Date of Award


Document Type


Degree Name

Master of Science (M.S.)


Pharmaceutical and Chemical Sciences

First Advisor

Myo-Kyoung Kim

First Committee Member

Linda Norton

Second Committee Member

Rajkumar Sevak

Third Committee Member

Mark Stackpole


Background. Career success can be examined from an objective perspective by assessing tangible measures of success, such as salary, or from a subjective perspective by examining an individual’s reflections of their own career. While previous literature has identified characteristics of pharmacists that contribute to professional success, there is a lack in literature regarding whether certain traits or job-related characteristics may predict success.

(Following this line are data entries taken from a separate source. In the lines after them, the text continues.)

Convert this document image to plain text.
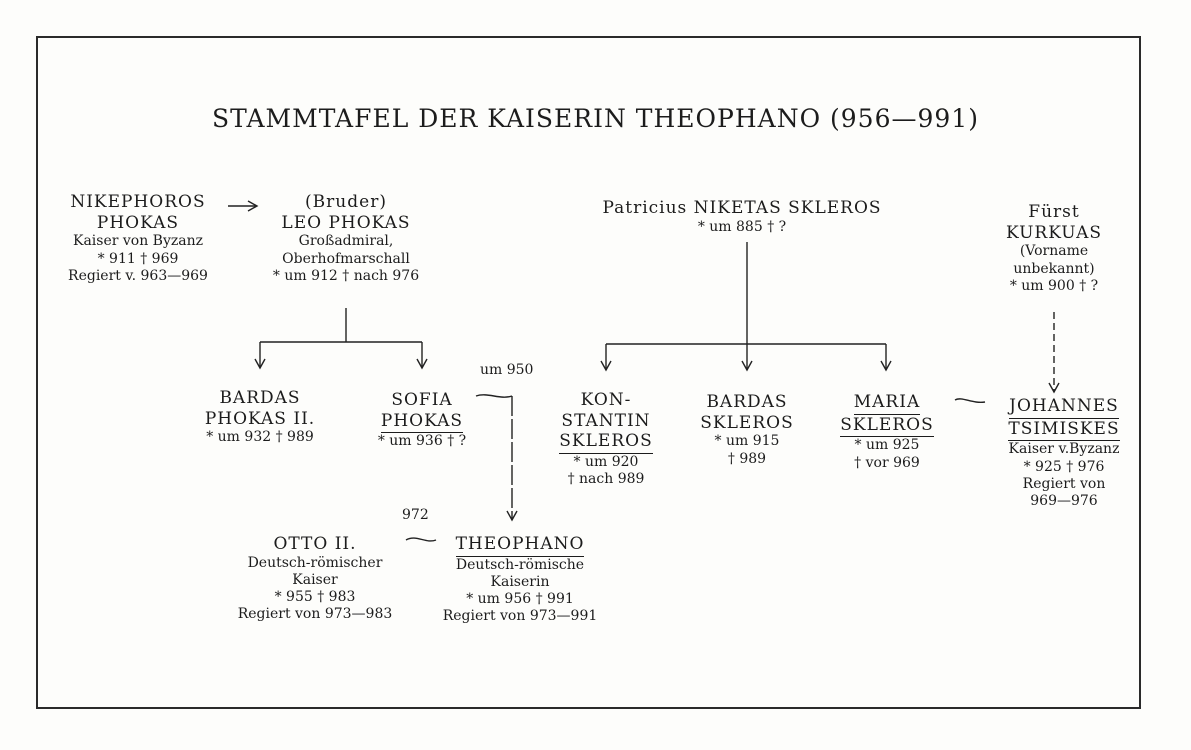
STAMMTAFEL DER KAISERIN THEOPHANO (956—991)
NIKEPHOROS
PHOKAS
Kaiser von Byzanz
* 911 † 969
Regiert v. 963—969
(Bruder)
LEO PHOKAS
Großadmiral,
Oberhofmarschall
* um 912 † nach 976
Patricius NIKETAS SKLEROS
* um 885 † ?
Fürst
KURKUAS
(Vorname
unbekannt)
* um 900 † ?
BARDAS
PHOKAS II.
* um 932 † 989
SOFIA
PHOKAS
* um 936 † ?
um 950
KON-
STANTIN
SKLEROS
* um 920
† nach 989
BARDAS
SKLEROS
* um 915
† 989
MARIA
SKLEROS
* um 925
† vor 969
JOHANNES
TSIMISKES
Kaiser v.Byzanz
* 925 † 976
Regiert von
969—976
972
OTTO II.
Deutsch-römischer
Kaiser
* 955 † 983
Regiert von 973—983
THEOPHANO
Deutsch-römische
Kaiserin
* um 956 † 991
Regiert von 973—991
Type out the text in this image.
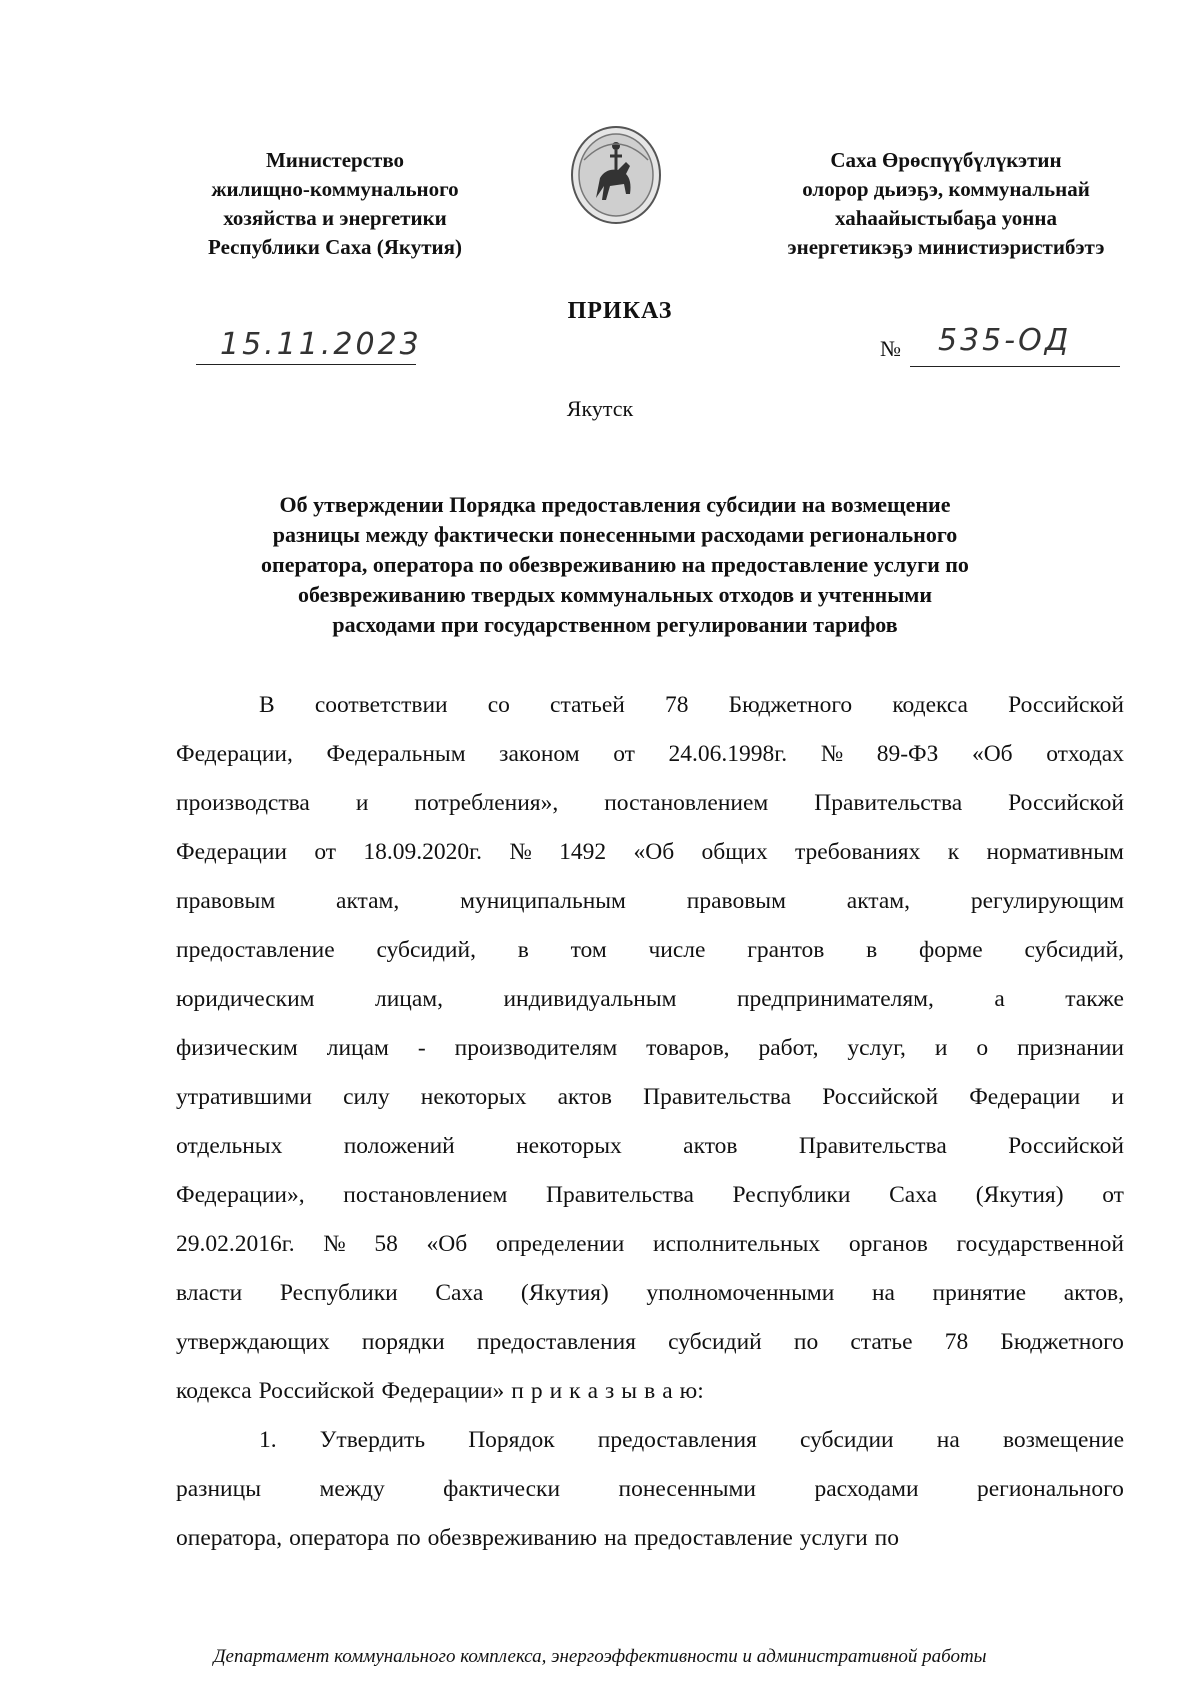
Министерство
жилищно-коммунального
хозяйства и энергетики
Республики Саха (Якутия)
Саха Өрөспүүбүлүкэтин
олорор дьиэҕэ, коммунальнай
хаһаайыстыбаҕа уонна
энергетикэҕэ министиэристибэтэ
ПРИКАЗ
15.11.2023	№ 535-ОД
Якутск
Об утверждении Порядка предоставления субсидии на возмещение
разницы между фактически понесенными расходами регионального
оператора, оператора по обезвреживанию на предоставление услуги по
обезвреживанию твердых коммунальных отходов и учтенными
расходами при государственном регулировании тарифов
В соответствии со статьей 78 Бюджетного кодекса Российской
Федерации, Федеральным законом от 24.06.1998г. № 89-ФЗ «Об отходах
производства и потребления», постановлением Правительства Российской
Федерации от 18.09.2020г. № 1492 «Об общих требованиях к нормативным
правовым	актам,	муниципальным	правовым	актам,	регулирующим
предоставление субсидий, в том числе грантов в форме субсидий,
юридическим	лицам,	индивидуальным	предпринимателям,	а	также
физическим лицам - производителям товаров, работ, услуг, и о признании
утратившими силу некоторых актов Правительства Российской Федерации и
отдельных	положений	некоторых	актов	Правительства	Российской
Федерации», постановлением Правительства Республики Саха (Якутия) от
29.02.2016г. № 58 «Об определении исполнительных органов государственной
власти Республики Саха (Якутия) уполномоченными на принятие актов,
утверждающих порядки предоставления субсидий по статье 78 Бюджетного
кодекса Российской Федерации» п р и к а з ы в а ю:
1. Утвердить Порядок предоставления субсидии на возмещение
разницы между фактически понесенными расходами регионального
оператора, оператора по обезвреживанию на предоставление услуги по
Департамент коммунального комплекса, энергоэффективности и административной работы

Purpose and Objectives. The purpose of this study is to investigate the effect of grit and work engagement on career success among practicing pharmacists in the United States (U.S.). A secondary objective is to identify how pharmacists describe career success.

Methods. This cross-sectional study was conducted through an anonymous, online survey distributed to pharmacists throughout the U.S. The 65-question survey included the Grit-S, UWES-9, and SCSI scales to measure grit (goal-oriented resilience), work engagement with positive emotions, and subjective career success, respectively. The survey captured demographics, included validity questions, and asked open-ended questions to describe career success. After validity testing, multiple regression analysis was performed using SPSS® to examine the impact of grit and work engagement on subjective career success. Open-ended responses underwent conventional content analysis.

Results. 586 survey responses were included in the data analysis. Multiple regression analysis revealed that both work engagement (p < 0.001, β = 0.52) and grit (p < 0.001, β = 0.18) uniquely accounted for variation in subjective career success, with the variables collectively explaining 36.7% of the variation (R = 0.6060, p < 0.001). Work engagement is a stronger predictor than grit, supported by the comparison of the standardized coefficient. However, grit is not a significant moderator of the relationship between work engagement and success (ΔR2 = 0.001, p = 0.437). Qualitative analysis indicated that the three most common themes pharmacists employed to describe career success included “satisfaction” (29.1%), “impact on patient care” (22.7%), and “impact on students” (16.7%), while “financial compensation” (4.2%) and “leadership” (1.1%) were among the least common themes utilized to describe success.

Conclusion. The findings indicate that cultivating grit and encouraging a positive work-related mindset among pharmacists may lead to their potential career success. By identifying factors or concepts that can be predictors of professional success among pharmacists, we may provide pharmacy practice sites with information to spark conversations between pharmacists and management leaders regarding long-term planning and career goals.